The quality of smart devices is determined by their ability to perform Digital Signal Processing (DSP) using mathematics, algorithms, and techniques to manipulate signals [
5,
6]. Lets suppose that a it is intended to monitor the energy quality of our system, here there are several elements that are part in the monitoring and measurement process; however, definitively one of the most important is the device that is in charge of detecting the failures of the electrical network. This multifunctional element is available to record real-time events that will be used for future analysis, it also can classify the elements according to their characteristics. In the first case, if a false alarm occurs in the presence of a minor event, this could lead that irrelevant information could saturate the memory space. On the other hand, if the device is not precise enough, an important event could not be detected and the information would simply be lost. As a result of these two scenarios, a new theory known as compressed sensing is applied with the aim of reducing information by cutting the number of samples required to reconstruct the original data. Therefore, using the same idea, the proposal is to minimize the amount of data required to rebuild the original signal needed to recognize and classify a fault or non-fault detection of any device [
7].
Recently, particularly high interest has been seen in signal processing, especially how to sample and compress these signals. Because of the desire to process the signal and in particular achieve a higher quality of the acquired signal and obtain a high performance in data compression, some models have been developed that propose that a signal considered dispersed can be efficiently represented or reconstructed from a small set of measurements [
8]. The lower number of the sample frequency of the signal is directly related to the decrease in energy consumption and especially the optimization of computational time to process that signal. It is important to say that, due to the advantages of this methodology, it has a very wide application range, especially in devices that have low resolution or in equipment that requires extremely high sampling frequencies.

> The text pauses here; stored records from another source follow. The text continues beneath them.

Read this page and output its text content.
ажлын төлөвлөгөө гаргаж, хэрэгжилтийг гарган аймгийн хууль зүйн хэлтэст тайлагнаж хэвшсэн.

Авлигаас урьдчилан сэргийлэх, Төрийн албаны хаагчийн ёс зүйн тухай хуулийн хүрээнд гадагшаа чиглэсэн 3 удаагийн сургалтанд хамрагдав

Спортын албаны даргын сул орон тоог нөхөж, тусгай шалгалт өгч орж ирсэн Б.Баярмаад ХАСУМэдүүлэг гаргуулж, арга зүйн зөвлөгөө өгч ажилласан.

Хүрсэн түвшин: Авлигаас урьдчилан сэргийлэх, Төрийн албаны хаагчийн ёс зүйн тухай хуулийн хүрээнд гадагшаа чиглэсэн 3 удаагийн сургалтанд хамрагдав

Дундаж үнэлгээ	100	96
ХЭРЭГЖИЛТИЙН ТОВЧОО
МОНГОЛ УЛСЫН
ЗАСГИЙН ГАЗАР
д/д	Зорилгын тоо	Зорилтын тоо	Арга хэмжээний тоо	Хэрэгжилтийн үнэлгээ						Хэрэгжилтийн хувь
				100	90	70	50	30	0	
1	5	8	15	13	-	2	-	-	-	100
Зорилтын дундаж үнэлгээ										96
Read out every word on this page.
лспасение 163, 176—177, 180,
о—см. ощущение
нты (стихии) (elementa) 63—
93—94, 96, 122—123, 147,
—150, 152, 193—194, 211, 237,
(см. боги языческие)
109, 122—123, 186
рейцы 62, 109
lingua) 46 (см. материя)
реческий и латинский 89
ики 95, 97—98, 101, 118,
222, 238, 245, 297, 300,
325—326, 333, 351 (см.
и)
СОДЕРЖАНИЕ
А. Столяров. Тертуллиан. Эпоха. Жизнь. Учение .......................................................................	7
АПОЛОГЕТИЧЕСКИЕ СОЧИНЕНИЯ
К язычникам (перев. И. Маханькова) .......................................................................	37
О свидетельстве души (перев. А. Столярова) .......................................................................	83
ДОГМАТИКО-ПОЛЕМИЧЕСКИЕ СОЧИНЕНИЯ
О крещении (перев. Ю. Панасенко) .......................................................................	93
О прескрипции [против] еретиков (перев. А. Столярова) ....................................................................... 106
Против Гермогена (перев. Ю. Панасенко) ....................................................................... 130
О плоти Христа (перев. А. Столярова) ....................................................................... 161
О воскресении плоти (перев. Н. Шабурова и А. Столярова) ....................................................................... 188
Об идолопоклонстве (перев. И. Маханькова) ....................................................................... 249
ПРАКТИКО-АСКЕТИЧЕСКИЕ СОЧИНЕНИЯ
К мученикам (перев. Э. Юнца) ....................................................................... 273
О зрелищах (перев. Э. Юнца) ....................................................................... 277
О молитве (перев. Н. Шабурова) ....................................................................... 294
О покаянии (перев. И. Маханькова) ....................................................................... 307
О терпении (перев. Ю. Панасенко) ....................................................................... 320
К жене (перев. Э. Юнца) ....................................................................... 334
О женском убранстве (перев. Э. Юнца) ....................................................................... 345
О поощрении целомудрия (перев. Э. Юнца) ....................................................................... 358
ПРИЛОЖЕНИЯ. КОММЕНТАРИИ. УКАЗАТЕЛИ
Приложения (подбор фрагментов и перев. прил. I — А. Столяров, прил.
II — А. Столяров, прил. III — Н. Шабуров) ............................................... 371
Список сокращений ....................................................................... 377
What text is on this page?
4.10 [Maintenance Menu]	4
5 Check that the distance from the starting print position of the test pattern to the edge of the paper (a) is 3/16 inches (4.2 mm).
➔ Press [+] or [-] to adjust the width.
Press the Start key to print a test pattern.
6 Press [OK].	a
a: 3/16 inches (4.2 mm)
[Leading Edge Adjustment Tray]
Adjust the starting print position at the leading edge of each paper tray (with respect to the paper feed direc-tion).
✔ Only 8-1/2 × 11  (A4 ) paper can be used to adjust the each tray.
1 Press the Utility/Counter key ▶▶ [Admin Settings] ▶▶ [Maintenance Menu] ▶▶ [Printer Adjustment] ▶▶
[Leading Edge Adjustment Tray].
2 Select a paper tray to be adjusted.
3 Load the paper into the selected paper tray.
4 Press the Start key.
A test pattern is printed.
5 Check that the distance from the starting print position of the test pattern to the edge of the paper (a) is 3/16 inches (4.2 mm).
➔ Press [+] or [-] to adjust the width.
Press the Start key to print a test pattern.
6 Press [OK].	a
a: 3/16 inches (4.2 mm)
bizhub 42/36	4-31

There are several techniques that can be used for signal reconstruction, but this article will focus on the most relevant, compressed sensing [
9]. The main aim of this methodology is that any type of signal can be represented approximated by a sparse signal; that is to say, an input signal can be characterized by a linear combination composed of its most significant terms. Thus, it can be said that compressed sensing is a promising technology, which will contribute to the significant development of the way in which signal processing is currently performed, reducing computational costs and thus optimizing the use of other resources such as energy [
10]. Compressed sensing is a versatile tool, which can be applied in several situations. For instance, one case is a small sample set that is a direct consequence of the lack of physical availability. A second case is a study in which the large amount of information collected does not allow the fast processing of such information, and it needs to be reduced to its most significant samples without compromising all the information. In addition, a third case is that the access to the amount of data collected is affected or prohibited by the presence of noise.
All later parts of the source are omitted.